Le château de Celles, dit de Vèves est représentatif des bâtisses militaires du XVème. Les fondations du château primitif remonteraient au VIIème siècle, cette forteresse fut détruite en 1200 et reconstruite par la famille de Beaufort. Au fil de son histoire, ce château subit de nombreuses dégradations (incendie au XVème siècle, révolution française). Le château de Vèves est considéré comme l’un plus beaux et un des mieux conservé de Belgique. Au détour des couloirs de la bâtisse, on y découvre un riche mobilier, une collection de peinture et de photographie. La famille de Liedekerke-Beaufort, propriétaire actuel, a souhaité donner à ce lieu, une atmosphère familiale. Quel rapport avec le conte de Perrault me direz-vous ? En pratique pas grand-chose mais dans l’imaginaire des enfants, une porte magique vers l’Histoire.

Notre première journée clôturée, nous avons profité d’un repos bien mérité au sein de Massembre.
Attardons nous maintenant à la découverte de la ville de Dinant. Le nom « Dinant » a des origines celtiques. Dinant désigne une ville liée à son fleuve, ici la Meuse. Le site où s’est développée la ville est caractérisé par ses défenses naturelles :

  • Côté occidental : La Meuse
  • A l’Est : Une haute falaise a façonné un rempart de calcaire qui forme un dangereux précipice
  • Au Sud : Le territoire est fermé par le rocher Bayard
  • Au Nord : La petite vallée de la Leffe achève la fermeture de cet espace

Le destin de la ville est entièrement lié à ces conditions topographiques que l’Homme a tenté au mieux d’exploiter dans un but de protection. Des constructions ont ensuite été érigées pour parfaire leurs fortifications, celles-ci ne débuteront qu’autour de l’an Mil.
La grotte merveilleuse, une grotte touristique située sur la route de Philippeville à Dinant, sera notre premier arrêt sur les traces de la ville de Dinant. Elle a été découverte en 1904 lors de travaux pour la construction d’une ligne de chemin de fer. Dans un premier temps cette grotte est baptisée « Grotte de Raimpaine », du nom du lieu-dit Rend-Peine. Elle fut ensuite renommée « La Merveilleuse » au vu de son esthétique. Ce site exceptionnel est composé de 850 m de galeries dont 650 m sont accessibles aux visiteurs. On y trouve de nombreuses stalactites (Qui tombe, en haut) et stalagmites (Qui monte, en bas). Des chauves-souris abritent également ce lieu.

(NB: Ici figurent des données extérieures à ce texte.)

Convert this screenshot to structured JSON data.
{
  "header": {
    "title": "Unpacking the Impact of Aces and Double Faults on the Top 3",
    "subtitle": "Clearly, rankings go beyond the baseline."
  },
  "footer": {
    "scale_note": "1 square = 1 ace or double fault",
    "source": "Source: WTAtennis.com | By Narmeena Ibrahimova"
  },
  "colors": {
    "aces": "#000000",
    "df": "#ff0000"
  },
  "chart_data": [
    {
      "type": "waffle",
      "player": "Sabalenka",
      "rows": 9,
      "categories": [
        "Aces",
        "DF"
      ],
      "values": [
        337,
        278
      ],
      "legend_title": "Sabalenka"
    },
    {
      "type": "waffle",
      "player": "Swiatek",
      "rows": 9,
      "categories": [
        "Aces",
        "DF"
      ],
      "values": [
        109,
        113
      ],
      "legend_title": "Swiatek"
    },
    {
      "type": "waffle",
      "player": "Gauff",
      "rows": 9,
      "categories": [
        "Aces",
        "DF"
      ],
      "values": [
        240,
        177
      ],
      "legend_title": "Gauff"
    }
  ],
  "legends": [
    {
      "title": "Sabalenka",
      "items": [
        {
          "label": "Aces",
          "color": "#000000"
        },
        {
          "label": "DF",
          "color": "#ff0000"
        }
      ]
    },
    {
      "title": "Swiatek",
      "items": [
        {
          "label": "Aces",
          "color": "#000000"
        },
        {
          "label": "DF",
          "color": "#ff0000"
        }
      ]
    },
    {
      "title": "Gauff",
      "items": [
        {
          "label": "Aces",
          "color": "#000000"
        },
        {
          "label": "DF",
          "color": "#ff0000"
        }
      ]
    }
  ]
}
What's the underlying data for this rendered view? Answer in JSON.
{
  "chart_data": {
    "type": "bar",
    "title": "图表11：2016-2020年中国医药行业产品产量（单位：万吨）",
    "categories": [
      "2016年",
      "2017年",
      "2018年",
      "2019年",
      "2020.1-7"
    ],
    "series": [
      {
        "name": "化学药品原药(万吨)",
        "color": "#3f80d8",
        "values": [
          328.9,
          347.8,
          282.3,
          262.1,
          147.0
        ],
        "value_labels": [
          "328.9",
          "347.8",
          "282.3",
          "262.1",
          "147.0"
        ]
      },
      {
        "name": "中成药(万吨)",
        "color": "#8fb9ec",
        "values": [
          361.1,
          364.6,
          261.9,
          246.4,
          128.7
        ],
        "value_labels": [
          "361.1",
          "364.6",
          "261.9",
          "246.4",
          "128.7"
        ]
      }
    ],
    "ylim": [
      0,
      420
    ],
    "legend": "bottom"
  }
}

Quoi de mieux que découvrir Dinant à bord d’un bateau ! Nous embarquons pour une petite croisière sur la Meuse. Un moment idéal pour pique-niquer. Une autre manière de découvrir quelques-uns des monuments historiques et des paysages dinantais.

Pour clôturer notre visite de Dinant, direction un joyau de la ville, la Citadelle. Le fort de Dinant est souvent décrit comme une œuvre hollandaise mais elle est en réalité d’inspiration française. Les ingénieurs étaient bien hollandais mais largement influencés. Les citadelles sont construites à la manière d’un navire de guerre. Ce sont des forts massifs contenant un grand nombre de canons et de garnisons. Pour rejoindre la citadelle, les plus courageux ont parcouru les 408 marches qui les séparaient de l’édifice tandis que d’autres ont profité de la vue à bord du téléphérique. Rien de tel que d’être accueilli par un panorama qui en jette.

Pour terminer cette journée haute en découverte, direction la Brasserie du Bocq pour une visite et une petite dégustation. Nous devons cette entreprise à Martin Belot, un fermier, qui en 1858, brasse pour la première fois une bière dans les dépendances de sa ferme. Un avantage, une source d’eau sur place. Au fil des années, sa bière est un succès. La gamme se diversifie pour proposer des bières de table et des bières fortes. Aujourd’hui, la brasserie du Bocq garde un caractère familial. Elle est même devenue un exportateur important.

On peut y déguster la Blanche de Namur et rosée, la Gauloise Blonde/Brune/ Ambrée...la Christmas, la Saison 1858, la Triple Moine, la Deugner, la Redbocq, l’AppelBocq. Il y en a pour tous les goûts !
La prochaine rencontre sera organisée par nos amis suisses en 2019 ou 2020.